Cellular Uptake of Hybrid PLGA-Lipid Gadolinium Nanoparticles Functionalized for Magnetic Resonance Imaging of Pancreatic Adenocarcinoma Cells

Abstract

Pancreatic adenocarcinoma (PDAC) presents significant diagnostic challenges, necessitating improved imaging techniques. Here, we develop hybrid poly(lactic-co-glycolic acid) (PLGA)-phospholipid nanoparticles (NPs) loaded with gadolinium (Gd) chelates and functionalized with albumin, adenosine, or glutamine to boost their internalization in PDAC cells and increase the detectability by magnetic resonance imaging (MRI). Gd-PLGA NPs were synthesized using an oil-in-water emulsion solvent extraction method and incorporating DSPE-PEG(2000)methoxy and DPPE-PEG(2000) N-Hydroxysuccinimide (NHS) for surface functionalization with albumin, adenosine, or glutamine. NPs were characterized by dynamic light scattering for particle size and ζ potential measurements, in addition to ¹H NMR and proton nuclear magnetic relaxation dispersion to assess relaxivity and contrastographic properties, and stability studies were conducted in both HEPES-buffered saline and human serum.
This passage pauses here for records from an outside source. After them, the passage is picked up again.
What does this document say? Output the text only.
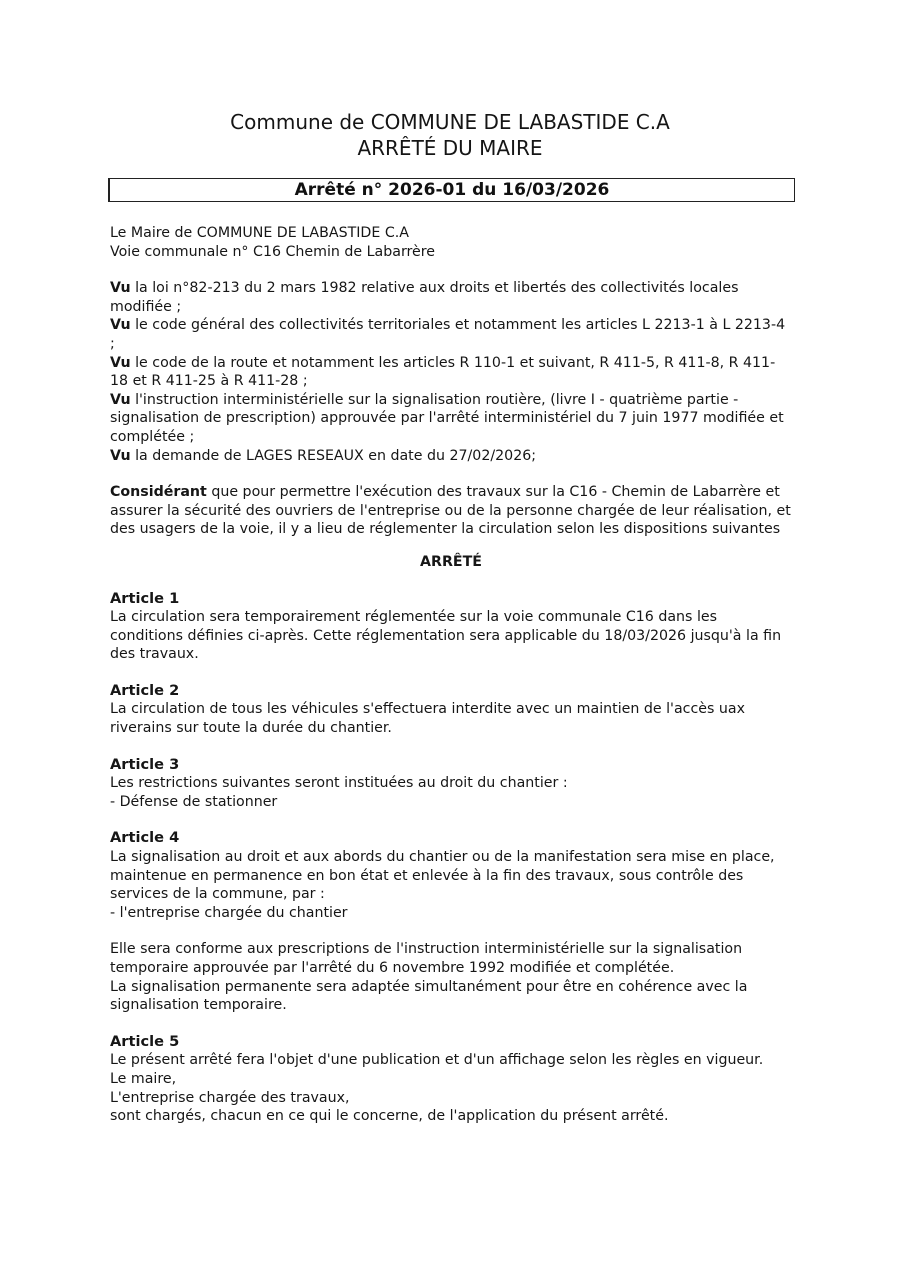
Commune de COMMUNE DE LABASTIDE C.A
ARRÊTÉ DU MAIRE
Arrêté n° 2026-01 du 16/03/2026

Le Maire de COMMUNE DE LABASTIDE C.A

Voie communale n° C16 Chemin de Labarrère

Vu la loi n°82-213 du 2 mars 1982 relative aux droits et libertés des collectivités locales modifiée ;

Vu le code général des collectivités territoriales et notamment les articles L 2213-1 à L 2213-4 ;

Vu le code de la route et notamment les articles R 110-1 et suivant, R 411-5, R 411-8, R 411-18 et R 411-25 à R 411-28 ;

Vu l'instruction interministérielle sur la signalisation routière, (livre I - quatrième partie - signalisation de prescription) approuvée par l'arrêté interministériel du 7 juin 1977 modifiée et complétée ;

Vu la demande de LAGES RESEAUX en date du 27/02/2026;

Considérant que pour permettre l'exécution des travaux sur la C16 - Chemin de Labarrère et assurer la sécurité des ouvriers de l'entreprise ou de la personne chargée de leur réalisation, et des usagers de la voie, il y a lieu de réglementer la circulation selon les dispositions suivantes

ARRÊTÉ

Article 1

La circulation sera temporairement réglementée sur la voie communale C16 dans les conditions définies ci-après. Cette réglementation sera applicable du 18/03/2026 jusqu'à la fin des travaux.

Article 2

La circulation de tous les véhicules s'effectuera interdite avec un maintien de l'accès uax riverains sur toute la durée du chantier.

Article 3

Les restrictions suivantes seront instituées au droit du chantier :

- Défense de stationner

Article 4

La signalisation au droit et aux abords du chantier ou de la manifestation sera mise en place, maintenue en permanence en bon état et enlevée à la fin des travaux, sous contrôle des services de la commune, par :

- l'entreprise chargée du chantier

Elle sera conforme aux prescriptions de l'instruction interministérielle sur la signalisation temporaire approuvée par l'arrêté du 6 novembre 1992 modifiée et complétée.

La signalisation permanente sera adaptée simultanément pour être en cohérence avec la signalisation temporaire.

Article 5

Le présent arrêté fera l'objet d'une publication et d'un affichage selon les règles en vigueur.

Le maire,

L'entreprise chargée des travaux,

sont chargés, chacun en ce qui le concerne, de l'application du présent arrêté.
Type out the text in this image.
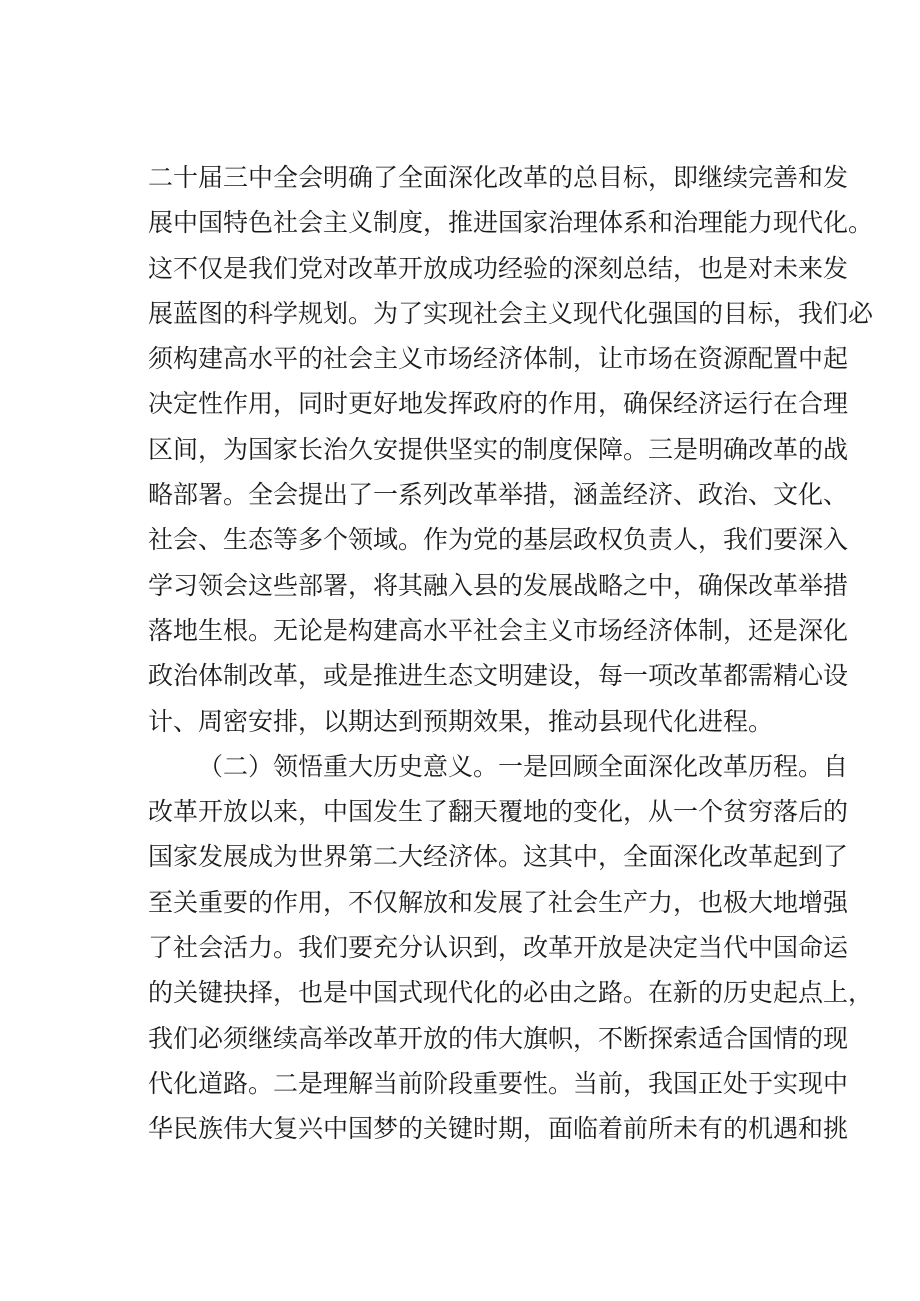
二十届三中全会明确了全面深化改革的总目标，即继续完善和发
展中国特色社会主义制度，推进国家治理体系和治理能力现代化。
这不仅是我们党对改革开放成功经验的深刻总结，也是对未来发
展蓝图的科学规划。为了实现社会主义现代化强国的目标，我们必
须构建高水平的社会主义市场经济体制，让市场在资源配置中起
决定性作用，同时更好地发挥政府的作用，确保经济运行在合理
区间，为国家长治久安提供坚实的制度保障。三是明确改革的战
略部署。全会提出了一系列改革举措，涵盖经济、政治、文化、
社会、生态等多个领域。作为党的基层政权负责人，我们要深入
学习领会这些部署，将其融入县的发展战略之中，确保改革举措
落地生根。无论是构建高水平社会主义市场经济体制，还是深化
政治体制改革，或是推进生态文明建设，每一项改革都需精心设
计、周密安排，以期达到预期效果，推动县现代化进程。
（二）领悟重大历史意义。一是回顾全面深化改革历程。自
改革开放以来，中国发生了翻天覆地的变化，从一个贫穷落后的
国家发展成为世界第二大经济体。这其中，全面深化改革起到了
至关重要的作用，不仅解放和发展了社会生产力，也极大地增强
了社会活力。我们要充分认识到，改革开放是决定当代中国命运
的关键抉择，也是中国式现代化的必由之路。在新的历史起点上，
我们必须继续高举改革开放的伟大旗帜，不断探索适合国情的现
代化道路。二是理解当前阶段重要性。当前，我国正处于实现中
华民族伟大复兴中国梦的关键时期，面临着前所未有的机遇和挑
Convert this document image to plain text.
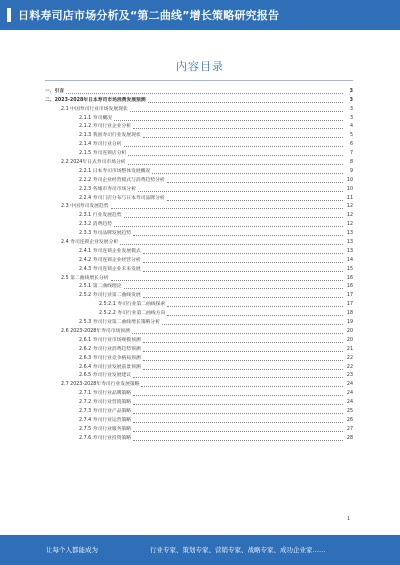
日料寿司店市场分析及“第二曲线”增长策略研究报告
内容目录
一、引言	3
二、2023-2028年日本寿司市场消费发展预测	3
2.1 中国寿司行业市场发展现状	3
2.1.1 寿司概况	3
2.1.2 寿司行业企业分析	4
2.1.3 我国寿司行业发展现状	5
2.1.4 寿司行业分析	6
2.1.5 寿司连锁店分析	7
2.2 2024年日式寿司市场分析	8
2.2.1 日本寿司市场整体发展概况	9
2.2.2 寿司企业经营模式与消费趋势分析	10
2.2.3 各城市寿司市场分析	10
2.2.4 寿司门店分布与日本寿司品牌分析	11
2.3 中国寿司发展趋势	12
2.3.1 行业发展趋势	12
2.3.2 消费趋势	12
2.3.3 寿司品牌发展趋势	13
2.4 寿司连锁企业发展分析	13
2.4.1 寿司连锁企业发展模式	13
2.4.2 寿司连锁企业经营分析	14
2.4.3 寿司连锁企业未来发展	15
2.5 第二曲线增长分析	16
2.5.1 第二曲线理论	16
2.5.2 寿司行业第二曲线发展	17
2.5.2.1 寿司行业第二曲线探索	17
2.5.2.2 寿司行业第二曲线方向	18
2.5.3 寿司行业第二曲线增长策略分析	19
2.6 2023-2028年寿司市场预测	20
2.6.1 寿司行业市场规模预测	20
2.6.2 寿司行业消费趋势预测	21
2.6.3 寿司行业竞争格局预测	22
2.6.4 寿司行业发展前景预测	22
2.6.5 寿司行业发展建议	23
2.7 2023-2028年寿司行业发展策略	24
2.7.1 寿司行业品牌策略	24
2.7.2 寿司行业营销策略	24
2.7.3 寿司行业产品策略	25
2.7.4 寿司行业运营策略	26
2.7.5 寿司行业服务策略	27
2.7.6 寿司行业投资策略	28
1
让每个人都能成为	行业专家、策划专家、营销专家、战略专家、成功企业家……
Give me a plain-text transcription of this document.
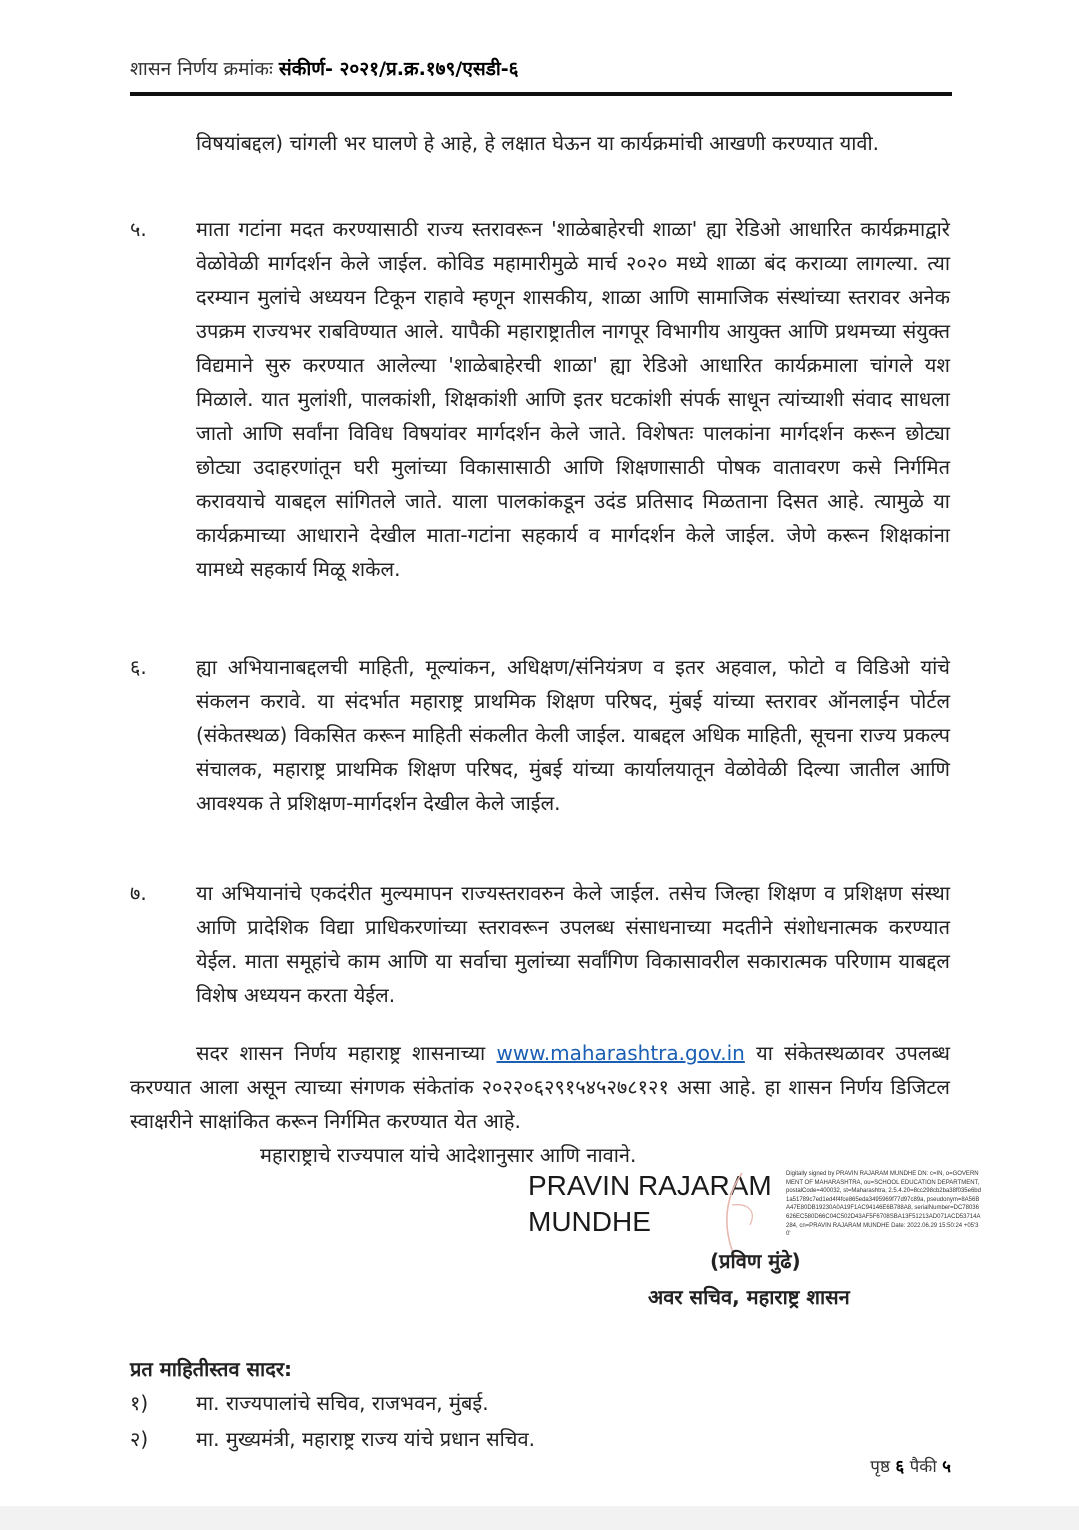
शासन निर्णय क्रमांकः संकीर्ण- २०२१/प्र.क्र.१७९/एसडी-६
विषयांबद्दल) चांगली भर घालणे हे आहे, हे लक्षात घेऊन या कार्यक्रमांची आखणी करण्यात यावी.
५. माता गटांना मदत करण्यासाठी राज्य स्तरावरून 'शाळेबाहेरची शाळा' ह्या रेडिओ आधारित कार्यक्रमाद्वारे वेळोवेळी मार्गदर्शन केले जाईल. कोविड महामारीमुळे मार्च २०२० मध्ये शाळा बंद कराव्या लागल्या. त्या दरम्यान मुलांचे अध्ययन टिकून राहावे म्हणून शासकीय, शाळा आणि सामाजिक संस्थांच्या स्तरावर अनेक उपक्रम राज्यभर राबविण्यात आले. यापैकी महाराष्ट्रातील नागपूर विभागीय आयुक्त आणि प्रथमच्या संयुक्त विद्यमाने सुरु करण्यात आलेल्या 'शाळेबाहेरची शाळा' ह्या रेडिओ आधारित कार्यक्रमाला चांगले यश मिळाले. यात मुलांशी, पालकांशी, शिक्षकांशी आणि इतर घटकांशी संपर्क साधून त्यांच्याशी संवाद साधला जातो आणि सर्वांना विविध विषयांवर मार्गदर्शन केले जाते. विशेषतः पालकांना मार्गदर्शन करून छोट्या छोट्या उदाहरणांतून घरी मुलांच्या विकासासाठी आणि शिक्षणासाठी पोषक वातावरण कसे निर्गमित करावयाचे याबद्दल सांगितले जाते. याला पालकांकडून उदंड प्रतिसाद मिळताना दिसत आहे. त्यामुळे या कार्यक्रमाच्या आधाराने देखील माता-गटांना सहकार्य व मार्गदर्शन केले जाईल. जेणे करून शिक्षकांना यामध्ये सहकार्य मिळू शकेल.
६. ह्या अभियानाबद्दलची माहिती, मूल्यांकन, अधिक्षण/संनियंत्रण व इतर अहवाल, फोटो व विडिओ यांचे संकलन करावे. या संदर्भात महाराष्ट्र प्राथमिक शिक्षण परिषद, मुंबई यांच्या स्तरावर ऑनलाईन पोर्टल (संकेतस्थळ) विकसित करून माहिती संकलीत केली जाईल. याबद्दल अधिक माहिती, सूचना राज्य प्रकल्प संचालक, महाराष्ट्र प्राथमिक शिक्षण परिषद, मुंबई यांच्या कार्यालयातून वेळोवेळी दिल्या जातील आणि आवश्यक ते प्रशिक्षण-मार्गदर्शन देखील केले जाईल.
७. या अभियानांचे एकदंरीत मुल्यमापन राज्यस्तरावरुन केले जाईल. तसेच जिल्हा शिक्षण व प्रशिक्षण संस्था आणि प्रादेशिक विद्या प्राधिकरणांच्या स्तरावरून उपलब्ध संसाधनाच्या मदतीने संशोधनात्मक करण्यात येईल. माता समूहांचे काम आणि या सर्वाचा मुलांच्या सर्वांगिण विकासावरील सकारात्मक परिणाम याबद्दल विशेष अध्ययन करता येईल.
सदर शासन निर्णय महाराष्ट्र शासनाच्या www.maharashtra.gov.in या संकेतस्थळावर उपलब्ध करण्यात आला असून त्याच्या संगणक संकेतांक २०२२०६२९१५४५२७८१२१ असा आहे. हा शासन निर्णय डिजिटल स्वाक्षरीने साक्षांकित करून निर्गमित करण्यात येत आहे.
महाराष्ट्राचे राज्यपाल यांचे आदेशानुसार आणि नावाने.
PRAVIN RAJARAM
MUNDHE
Digitally signed by PRAVIN RAJARAM MUNDHE DN: c=IN, o=GOVERNMENT OF MAHARASHTRA, ou=SCHOOL EDUCATION DEPARTMENT, postalCode=400032, st=Maharashtra, 2.5.4.20=8cc298cb2ba38f035e6bd1a51789c7ed1ed4f4fce865eda3495969f77d97c89a, pseudonym=8A56BA47E80DB19230A0A19F1AC94146E6B788A8, serialNumber=DC78036626EC580D66C04C502D43AF5F6708SBA13F51213AD071ACD53714A284, cn=PRAVIN RAJARAM MUNDHE Date: 2022.06.29 15:50:24 +05'30'
(प्रविण मुंढे)
अवर सचिव, महाराष्ट्र शासन
प्रत माहितीस्तव सादर:
१) मा. राज्यपालांचे सचिव, राजभवन, मुंबई.
२) मा. मुख्यमंत्री, महाराष्ट्र राज्य यांचे प्रधान सचिव.
पृष्ठ ६ पैकी ५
Reported studies demonstrated that all the preparations display a good stability, a hydrodynamic diameter lower than 200 nm, and a slight negative surface charge, with good potential for applications in cells and in vivo. In vitro studies on MiaPaca2 and Panc1 cell lines confirmed that functionalized NPs display higher cellular uptake and stronger MRI signal enhancement than unconjugated controls, with albumin-PLGA-lipid NPs leading to the greatest uptake. Our findings highlight a promising route toward a more sensitive, targeted MRI of PDAC, calling for in vivo studies to assess diagnostic potential and therapeutic applications.